Given that KitGuru has had quite a few conversations with AMD in the past about the benefits for creating a simple PC, in the smallest possible form factor, that could perform a wide variety of tasks – it’s ironic that Intel is the company to launch the device. KitGuru takes a quick look at specs and prices to see if Intel has anything to challenge Sapphire’s Edge VS.
Intel calls the device, which measures 4 inches by 4 inches (10cm in new money), an NUC – or Next Unit Computer.
There are 2 models at launch, both of which use a Core i3 processor chugging along at 1.8GHz. For business, you get a pair of HDMI connectors and physical ethernet connection, which becomes wireless with Thunderbolt and a single HDMI for the home.

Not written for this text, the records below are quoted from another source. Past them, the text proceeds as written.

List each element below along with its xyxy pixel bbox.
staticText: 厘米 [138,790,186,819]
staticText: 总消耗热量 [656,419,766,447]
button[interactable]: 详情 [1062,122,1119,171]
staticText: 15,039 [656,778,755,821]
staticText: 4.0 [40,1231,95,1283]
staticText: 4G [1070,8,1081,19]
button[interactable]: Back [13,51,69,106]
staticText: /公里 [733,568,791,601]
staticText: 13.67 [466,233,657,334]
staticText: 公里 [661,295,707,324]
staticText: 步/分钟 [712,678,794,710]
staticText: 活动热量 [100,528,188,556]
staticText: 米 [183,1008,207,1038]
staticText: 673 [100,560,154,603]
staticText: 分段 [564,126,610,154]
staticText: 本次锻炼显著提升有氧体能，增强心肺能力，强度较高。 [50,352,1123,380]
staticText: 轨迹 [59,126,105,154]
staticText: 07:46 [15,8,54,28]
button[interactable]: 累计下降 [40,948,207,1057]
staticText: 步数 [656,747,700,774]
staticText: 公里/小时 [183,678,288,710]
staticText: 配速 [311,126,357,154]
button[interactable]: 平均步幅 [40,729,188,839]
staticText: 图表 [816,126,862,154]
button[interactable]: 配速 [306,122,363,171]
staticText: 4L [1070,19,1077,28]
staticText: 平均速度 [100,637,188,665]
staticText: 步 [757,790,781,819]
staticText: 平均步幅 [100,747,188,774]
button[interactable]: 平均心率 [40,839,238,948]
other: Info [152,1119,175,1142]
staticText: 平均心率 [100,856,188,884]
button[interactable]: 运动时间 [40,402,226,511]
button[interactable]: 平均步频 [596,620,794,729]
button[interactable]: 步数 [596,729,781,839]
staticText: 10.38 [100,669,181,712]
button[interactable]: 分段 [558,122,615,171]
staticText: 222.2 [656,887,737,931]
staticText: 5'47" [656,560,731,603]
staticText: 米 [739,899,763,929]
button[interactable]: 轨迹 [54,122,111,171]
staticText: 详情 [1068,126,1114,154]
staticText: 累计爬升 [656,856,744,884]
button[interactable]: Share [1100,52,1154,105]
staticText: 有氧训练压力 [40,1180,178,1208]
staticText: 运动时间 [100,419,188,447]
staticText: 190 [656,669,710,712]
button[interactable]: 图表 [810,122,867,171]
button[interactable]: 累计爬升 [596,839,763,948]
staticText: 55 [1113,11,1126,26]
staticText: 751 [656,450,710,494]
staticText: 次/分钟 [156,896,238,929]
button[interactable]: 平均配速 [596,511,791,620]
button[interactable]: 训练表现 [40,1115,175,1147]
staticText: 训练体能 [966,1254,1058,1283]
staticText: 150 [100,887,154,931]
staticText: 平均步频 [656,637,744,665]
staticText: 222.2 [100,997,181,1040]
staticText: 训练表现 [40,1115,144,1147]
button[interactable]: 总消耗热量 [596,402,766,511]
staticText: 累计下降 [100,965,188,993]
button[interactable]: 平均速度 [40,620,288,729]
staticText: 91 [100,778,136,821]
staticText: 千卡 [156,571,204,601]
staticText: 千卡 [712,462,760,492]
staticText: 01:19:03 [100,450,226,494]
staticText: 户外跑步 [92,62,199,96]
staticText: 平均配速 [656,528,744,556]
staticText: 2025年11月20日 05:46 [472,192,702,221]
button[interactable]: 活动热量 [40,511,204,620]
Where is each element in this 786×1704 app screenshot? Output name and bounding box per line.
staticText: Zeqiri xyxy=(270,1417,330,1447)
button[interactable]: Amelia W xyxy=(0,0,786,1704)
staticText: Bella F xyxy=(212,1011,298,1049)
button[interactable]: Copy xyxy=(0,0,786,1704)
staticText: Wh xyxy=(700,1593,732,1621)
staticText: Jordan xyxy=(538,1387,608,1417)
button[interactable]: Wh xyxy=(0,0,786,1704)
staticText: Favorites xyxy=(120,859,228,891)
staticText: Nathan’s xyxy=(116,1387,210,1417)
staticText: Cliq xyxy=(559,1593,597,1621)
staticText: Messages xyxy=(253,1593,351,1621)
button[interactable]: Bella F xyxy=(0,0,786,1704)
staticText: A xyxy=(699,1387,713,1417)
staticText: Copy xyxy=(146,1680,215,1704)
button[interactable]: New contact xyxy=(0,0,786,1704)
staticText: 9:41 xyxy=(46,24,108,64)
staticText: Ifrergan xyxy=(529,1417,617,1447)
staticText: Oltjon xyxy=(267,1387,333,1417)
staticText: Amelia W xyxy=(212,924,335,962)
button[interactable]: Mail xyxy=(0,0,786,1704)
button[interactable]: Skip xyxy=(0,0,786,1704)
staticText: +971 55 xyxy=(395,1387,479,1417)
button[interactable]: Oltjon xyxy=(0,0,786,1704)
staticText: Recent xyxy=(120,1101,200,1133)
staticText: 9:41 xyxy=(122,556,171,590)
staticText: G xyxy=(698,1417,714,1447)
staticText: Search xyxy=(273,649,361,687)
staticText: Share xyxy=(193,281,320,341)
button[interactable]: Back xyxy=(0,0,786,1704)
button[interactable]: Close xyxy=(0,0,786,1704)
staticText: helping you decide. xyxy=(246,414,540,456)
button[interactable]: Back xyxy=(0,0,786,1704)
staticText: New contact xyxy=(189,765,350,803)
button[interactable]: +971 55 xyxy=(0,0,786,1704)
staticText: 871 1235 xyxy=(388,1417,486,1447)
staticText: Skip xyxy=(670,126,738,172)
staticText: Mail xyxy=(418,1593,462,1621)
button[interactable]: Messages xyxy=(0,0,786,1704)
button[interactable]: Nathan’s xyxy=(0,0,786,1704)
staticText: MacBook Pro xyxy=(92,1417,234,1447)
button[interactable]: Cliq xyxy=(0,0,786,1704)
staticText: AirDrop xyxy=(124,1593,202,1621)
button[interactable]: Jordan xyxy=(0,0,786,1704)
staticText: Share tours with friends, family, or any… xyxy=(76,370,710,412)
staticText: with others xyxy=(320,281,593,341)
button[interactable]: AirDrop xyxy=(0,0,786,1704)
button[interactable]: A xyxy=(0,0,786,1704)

Given that both have Intel’s fastest graphics solution, HD4000, it’s a fair bet that they use the low power mobile versions of the Core processor. The QS77 chipset mainboard included can take up to 16GB of SO-DIMM in its twin sockets.
Retailing at around £299 ($399), both of these NUCs have modest specs, but Intel is planning to push through an entire series – with Core i5 and even Core i7 models to follow.
Standardising on the size of the NUC seems to be a smart move. When commenting on the launch of the product, Intel stated that it had applications in the business and consumer markets – and could even be used in a car. So much for AMD having the embedded market to itself.
Sapphire’s drive on this kind of technology has been really impressive, with the recent launch of the Edge VS bringing next-gen game console levels of graphics power to market in a stylish little box.
Given that it’s top dedicated partner put such an effort into this kind of form factor, it’s surprising that AMD was not more firmly behind Sapphire with the big budget marketing that would be needed to firm up the new category with a wider audience.
One of Intel’s sales managers for APAC, VR Rajkumar, said, “While there isn’t much on the choice front at present, we’ll be having a ‘good, better, best’ motto. We’re going to have Celeron at the low end, and it will be Core i5 and Core i7 on the other. The benefit for resellers lies in the NUC’s form factor and quiet operation. The 4×4 inch build means that it is open to a large range of applications and markets”.
With the revelation that Intel processors will be glued to mainboards in the future, what hope is there for local system builders etc if Intel comes to market with its own complete PCs like this. Good for Ingram, bad for local PC builder?
KitGuru says: Having first discussed the idea of a ‘PC Console’ that could sit next to a TV etc with AMD many years ago, it would be sad for Intel to bring the whole ‘Fusion everywhere’ concept to the broad market in a bigger/better way. Unobtrusive desktop power, with easy installation/use, is something that we feel a lot of people would be interested in. Even though, right now, Sapphire’s Edge VS model has a huge lead in terms of specification – how much difference will Intel’s marketing dollars make?